3. Find your own preaching voice. You are not John Piper. You are not Tim Keller. You are neither Charles Spurgeon nor Martyn Lloyd-Jones. Therefore, don’t try to emulate them. Preach like yourself. As McClellan writes, “When I try to be the Great Plains version of Tim Keller, I’m a phony and a loser. Furthermore, the folks at Grace don’t need Keller to pastor them. They need the guy Jesus has actually called to be their pastor.”
4. You’re called to be a good husband and father before you’re called to be a pastor. This is, after all, one of the qualifications for eldership in 1 Timothy 3:1–7. This is the most vital lesson of all; stumble here, and ministry is no longer an option. Within this lesson, McClellan helpfully derives two sublessons: study your wife’s family because, it will help you to understand her more fully, and prioritize your family over the ministry. “Pursing one’s work at the expense of your wife and kids is not an available option,” he writes.
So in addition to the seven lessons, what’s the overall take-home for the reader?
Dangerous Calling
McClellan presents an accessible and not-so-rosy picture of what can—and far too often does—go wrong in pastoral ministry, particularly during the early years. In a witty and colloquial manner, Mea Culpa warns and teaches lessons every young pastor needs to hear and heed:
- To borrow the words of Paul Tripp, pastoral ministry is a dangerous calling.

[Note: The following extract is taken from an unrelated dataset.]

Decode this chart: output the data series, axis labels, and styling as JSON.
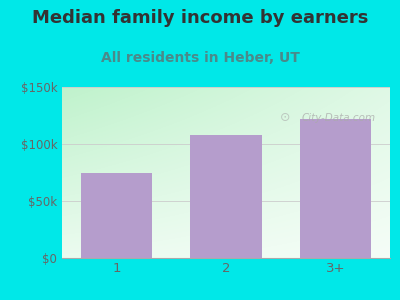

McClellan says seminary didn’t prepare him for this reality. In fact, seminary cannot adequately prepare you any more than basic training can thoroughly prepare you for the flying shrapnel and armed grenades of live combat. Pastoral ministry is not a nice middle-class living or a pastime for the theologically curious. It is only for those whom God has called and fitted in a manner consistent with his Word (1 Tim. 3:1–7; Titus 1:5–16).
- Every pastor is a Christian in the middle of his sanctification. This is sometimes difficult for both pastor and layperson to admit, but it’s true. And McClellan is hardly alone. All who have pastored have felt the weight of preaching and ministering to others out of the middle of their own sanctification.

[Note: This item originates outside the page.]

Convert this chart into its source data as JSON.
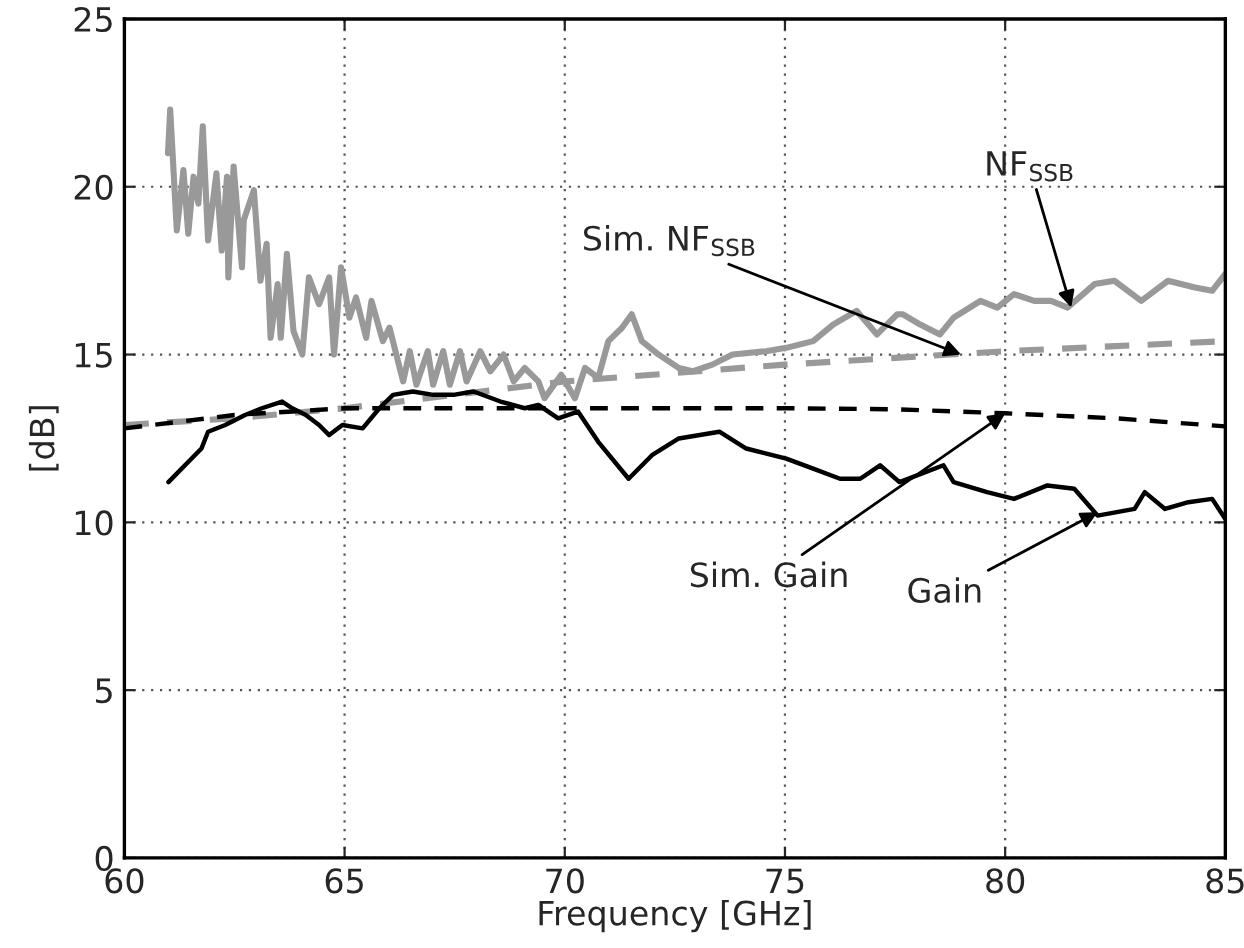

- Pride is the deadly enemy of gospel ministry. Pride infects every son of Adam. Pride is to the minister what stage four cancer is to the human body. God warns that he opposes the proud but gives grace to the humble. That alone should freeze us in our tracks. McClellan observes that the root of much of his sin was pride. That’s true of us all. And those who would stand before God’s people and presume to preach his Word must pray daily that he would put their pride to death.

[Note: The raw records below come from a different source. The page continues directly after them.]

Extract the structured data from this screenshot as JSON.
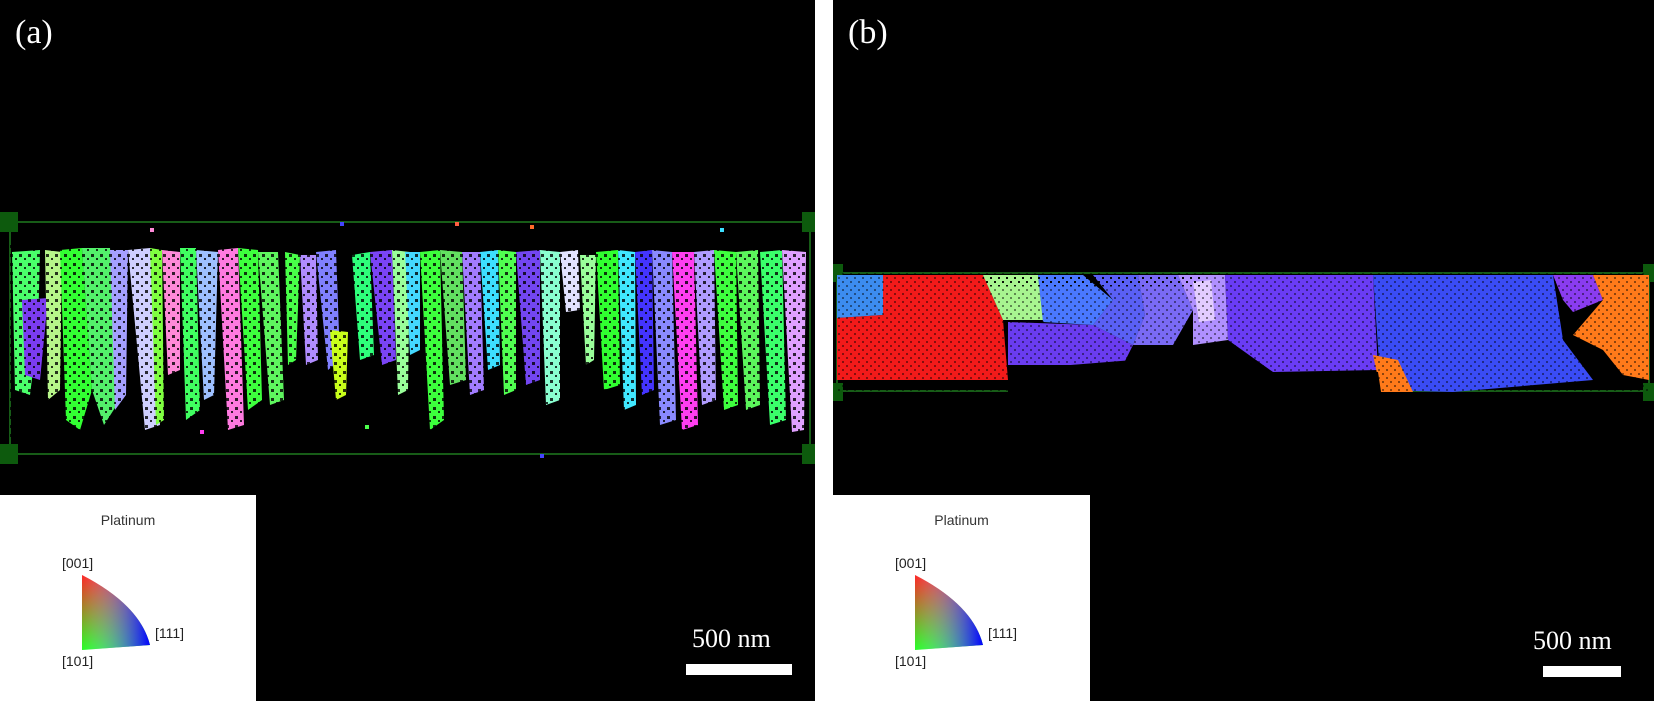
{
  "panels": [
    {
      "label": "(a)",
      "legend_title": "Platinum",
      "ipf_labels": {
        "top": "[001]",
        "right": "[111]",
        "bottom": "[101]"
      },
      "scale_text": "500 nm"
    },
    {
      "label": "(b)",
      "legend_title": "Platinum",
      "ipf_labels": {
        "top": "[001]",
        "right": "[111]",
        "bottom": "[101]"
      },
      "scale_text": "500 nm"
    }
  ],
  "colors": {
    "background": "#000000",
    "frame": "#1f7a1f",
    "grain_green": "#4cff4c",
    "grain_blue": "#3b4cf5",
    "grain_purple": "#7a3cf0",
    "grain_red": "#f21a1a",
    "grain_orange": "#ff7a1a"
  }
}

In both its writing style and brusque transparency, Mea Culpa is by no means your typical pastor’s manual. But it should be required reading for every man wrestling with a call to preach the Word of the living God. The book is an expert guide to the sin that remains unmortified in the heart—sin that can grow like kudzu around a ministry and ultimately cut off its lifebreath. McClellan has done us a great service by writing about his experience and giving us an excellent example of theology applied to both our hearts and our ministries.